Pendant qu’Elle prononçait ces paroles, Notre-Dame ouvrit les mains et, comme par un reflet qui émanait d’Elles, une lumière intense s’en dégagea. Lucie dit plus tard que « cette lumière intense pénétra notre cœur jusqu’au plus profond de notre âme. Elle nous faisait nous voir nous-mêmes en Dieu, qui était la lumière, plus clairement que nous nous voyons dans le meilleur des miroirs ».

Les enfants se mirent à genoux en récitant intérieurement cette prière :

« Ô, Très Sainte Trinité, je Vous adore.
Mon Dieu, mon Dieu,
je Vous aime dans le Très Saint-Sacrement. »

Avant de partir, Notre-Dame ajouta :
– Récitez le chapelet tous les jours afin d’obtenir la paix pour le monde et la fin de la guerre.
– Quand arrivera la fin de la guerre ?
– Je ne peux le dire encore, tant que je ne t’ai pas dit aussi ce que je veux.

Après ces paroles, Elle s’éleva doucement, en direction du levant, jusqu’à disparaître dans le Ciel.
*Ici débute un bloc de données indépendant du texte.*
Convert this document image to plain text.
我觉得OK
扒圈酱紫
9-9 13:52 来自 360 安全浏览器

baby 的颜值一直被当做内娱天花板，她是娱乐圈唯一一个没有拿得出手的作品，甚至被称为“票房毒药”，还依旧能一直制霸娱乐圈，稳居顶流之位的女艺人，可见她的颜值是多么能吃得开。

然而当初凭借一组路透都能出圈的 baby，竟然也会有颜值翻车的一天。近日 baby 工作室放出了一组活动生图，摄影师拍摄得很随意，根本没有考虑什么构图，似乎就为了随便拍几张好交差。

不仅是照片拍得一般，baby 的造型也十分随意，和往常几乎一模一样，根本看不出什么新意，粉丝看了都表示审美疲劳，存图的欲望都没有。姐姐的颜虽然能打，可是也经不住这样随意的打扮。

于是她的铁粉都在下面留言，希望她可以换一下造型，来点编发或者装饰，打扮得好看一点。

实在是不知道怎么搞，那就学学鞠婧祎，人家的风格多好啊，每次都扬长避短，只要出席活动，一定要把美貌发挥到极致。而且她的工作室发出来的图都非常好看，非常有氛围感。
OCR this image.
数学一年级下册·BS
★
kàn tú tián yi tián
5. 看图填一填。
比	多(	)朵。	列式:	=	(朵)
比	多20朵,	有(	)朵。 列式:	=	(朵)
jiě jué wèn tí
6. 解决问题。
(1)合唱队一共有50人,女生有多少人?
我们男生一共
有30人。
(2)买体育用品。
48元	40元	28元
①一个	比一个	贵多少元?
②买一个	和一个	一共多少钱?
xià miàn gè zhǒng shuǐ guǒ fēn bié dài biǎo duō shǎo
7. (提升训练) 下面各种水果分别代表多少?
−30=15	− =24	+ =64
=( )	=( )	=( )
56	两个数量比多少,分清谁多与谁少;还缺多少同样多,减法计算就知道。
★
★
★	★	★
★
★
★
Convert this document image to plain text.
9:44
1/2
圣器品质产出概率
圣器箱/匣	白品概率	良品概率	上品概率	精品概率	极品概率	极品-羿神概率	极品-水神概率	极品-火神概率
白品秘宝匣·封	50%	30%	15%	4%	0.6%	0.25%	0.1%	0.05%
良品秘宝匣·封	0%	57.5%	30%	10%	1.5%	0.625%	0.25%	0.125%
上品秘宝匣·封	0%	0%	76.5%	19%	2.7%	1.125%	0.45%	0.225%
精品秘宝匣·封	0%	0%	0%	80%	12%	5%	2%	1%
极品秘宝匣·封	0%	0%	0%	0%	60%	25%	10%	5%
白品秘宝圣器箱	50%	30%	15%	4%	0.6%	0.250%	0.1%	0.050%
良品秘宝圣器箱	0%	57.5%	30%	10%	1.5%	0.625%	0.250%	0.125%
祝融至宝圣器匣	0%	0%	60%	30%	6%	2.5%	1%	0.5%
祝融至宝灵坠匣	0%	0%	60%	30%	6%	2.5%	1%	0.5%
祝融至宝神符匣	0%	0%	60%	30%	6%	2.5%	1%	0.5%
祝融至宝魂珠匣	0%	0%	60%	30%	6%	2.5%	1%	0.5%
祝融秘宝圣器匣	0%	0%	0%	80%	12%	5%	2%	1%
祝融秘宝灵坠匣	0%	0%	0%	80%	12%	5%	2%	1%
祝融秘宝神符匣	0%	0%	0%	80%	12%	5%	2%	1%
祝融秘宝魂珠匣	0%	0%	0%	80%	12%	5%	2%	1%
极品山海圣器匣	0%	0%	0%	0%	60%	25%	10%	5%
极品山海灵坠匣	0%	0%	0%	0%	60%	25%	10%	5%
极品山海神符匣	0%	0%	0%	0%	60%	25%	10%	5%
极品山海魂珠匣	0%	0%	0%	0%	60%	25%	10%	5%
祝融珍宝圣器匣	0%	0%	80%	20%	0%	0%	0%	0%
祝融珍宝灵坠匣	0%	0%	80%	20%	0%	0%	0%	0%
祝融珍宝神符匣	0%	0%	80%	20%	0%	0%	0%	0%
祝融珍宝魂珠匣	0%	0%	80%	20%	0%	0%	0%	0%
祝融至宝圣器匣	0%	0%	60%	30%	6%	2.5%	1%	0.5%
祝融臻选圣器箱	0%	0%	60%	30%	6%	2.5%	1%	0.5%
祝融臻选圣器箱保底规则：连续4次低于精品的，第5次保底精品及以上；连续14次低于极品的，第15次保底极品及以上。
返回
La lumière qui l’environnait semblait lui ouvrir un chemin.
Cette première Apparition dura environ 10 minutes, et comme pour les Apparitions de l’Ange, François vit la Très Sainte Vierge mais n’entendit pas ses Paroles. Jacinthe, elle, voyait et entendait tout, mais n’osa pas parler à Notre-Dame. Seule Lucie eut le privilège de dialoguer avec Elle.